Por: Luís Eduardo Gomes do Nascimento, Advogado e Professor da UNEB.


[1] Sobre esta inquietante questão ver: WARAT, Luis Alberto. O direito e sua linguagem. Porto Alegre: Sergio Antonio Fabris Editor, 1995, especialmente o capítulo II. No debate que tivemos, demonstrei minha discordância da solução apresentada porque, mesmo afirmando que a norma hipotética fundamental é pressuposta, Kelsen, ao afirmar que ela se enfeixa na proposição ‘’deve obedecer tudo o que prescreve a Constituição’’, conferia-lhe natureza deôntica: situava-a, então, na ambiguidade entre cognição e deontologia. Concordando com Alf Ross, já afirmava que a teoria pura do direito era uma espécie de jusnaturalismo conceitual, tese que ele dizia professar também. 

[2] Sobre a aplicação do método ao estudo dos mitos, ver a Antropologia Estrutural de Claude Lévi-Strauss.

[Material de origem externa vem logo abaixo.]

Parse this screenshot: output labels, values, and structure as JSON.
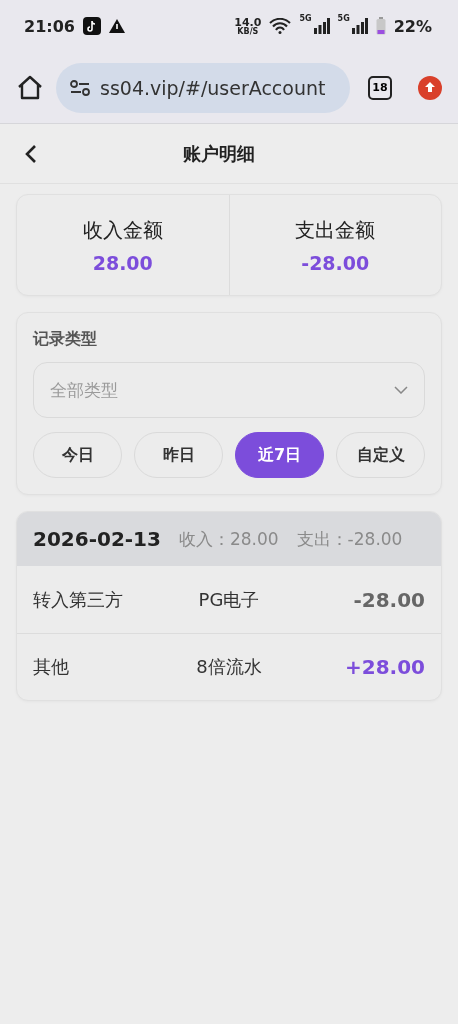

[3] Mais uma vez, revela-se fecunda a teoria do cálculo dos predicados não só para a delimitação da moldura analógica, mas das possibilidades estruturais do ordenamento pelo balizamento adequado das antinomias reais, desmascarando-se, outrossim, as falsas ponderações que se lhe esgarçam a coerência interna. O papel da Arquitetônica Jurídica Analógica, cuja ossatura já desenvolvi no livro As Antinomias do direito na modernidade periférica, é a formalização escorreita do ordenamento, garantindo-se uma aplicação, objetiva e correta, do direito.

[4] ARISTÓTELES. Órganon. São Paulo: Edipro, 2005, p. 550. Destaques nossos. O pensamento holográfico, desde que subtraído à mesmidade e desde que engajado na analogia, pode ser fecundo na análise da intersecção dos três níveis básico de toda interpretação: textual, estrutural e histórico. Observe-se que a apropriação privada acontece em todos os níveis, mas de forma específica a cada nível. Vejamos um exemplo de apropriação privada no nível histórico. Cajetan, intérprete de Tomás Aquino, mesmo desenvolvendo a analogia no plano ôntico, trouxe colaborações que, aplicadas ao campo jurídico, contribuem para a construção de uma hermenêutica jurídica consistente. Cajetan vislumbra vários tipos de analogia. Mesmo a mais tênue, a analogia por desigualdade, confere critérios seguros para a interpretação jurídica. Saudável se predica de vários corpos, mas alguns são mais saudáveis do que outros, afirma Cajetan. Nesse sentido, o predicado saudável tem matizes diversas a depender do sujeito. Em várias decisões jurídicas, surge a discussão se aeronaves e embarcações se subsumem ao conceito de veículo automotor. Aplicando a analogia por desigualdade, verifica-se que, não obstante as diferenças entre um avião e um carro, ambos se enquadram no âmbito da analogia por desigualdade, isto é, pertencem ao mesmo gênero de forma que decisões que artificiosamente colimam extrair uma espécie do gênero a que pertence constituem forma de apropriação privada da linguagem. Cabe remarcar que a não aplicação rigorosa da mais tênue das analogias- a analogia por desigualdade- gera inúmeros prejuízos ao interesse geral. No Recurso Extraordinário 379572, no Supremo Tribunal Federal, a invocação da interpretação histórica foi equivocada porque o que a caracteriza, em regra, é o caráter diacrônico- o desvelamento de novas possibilidades sígnicas sem corroer o sistema, realçando-se o sentido textual e intertextual- e não o sincrônico. Aqui o sentido histórico diacrônico permite uma interpretação mais adequada do que é veículo automotor, conferindo ao texto sentido adequado. Um nível reforça o outro. No caso da apropriação privada da linguagem, sempre um nível interfere erroneamente no outro. Nem precisaríamos de reforma tributária, bastaria aplicar com o rigor o método hermenêutico.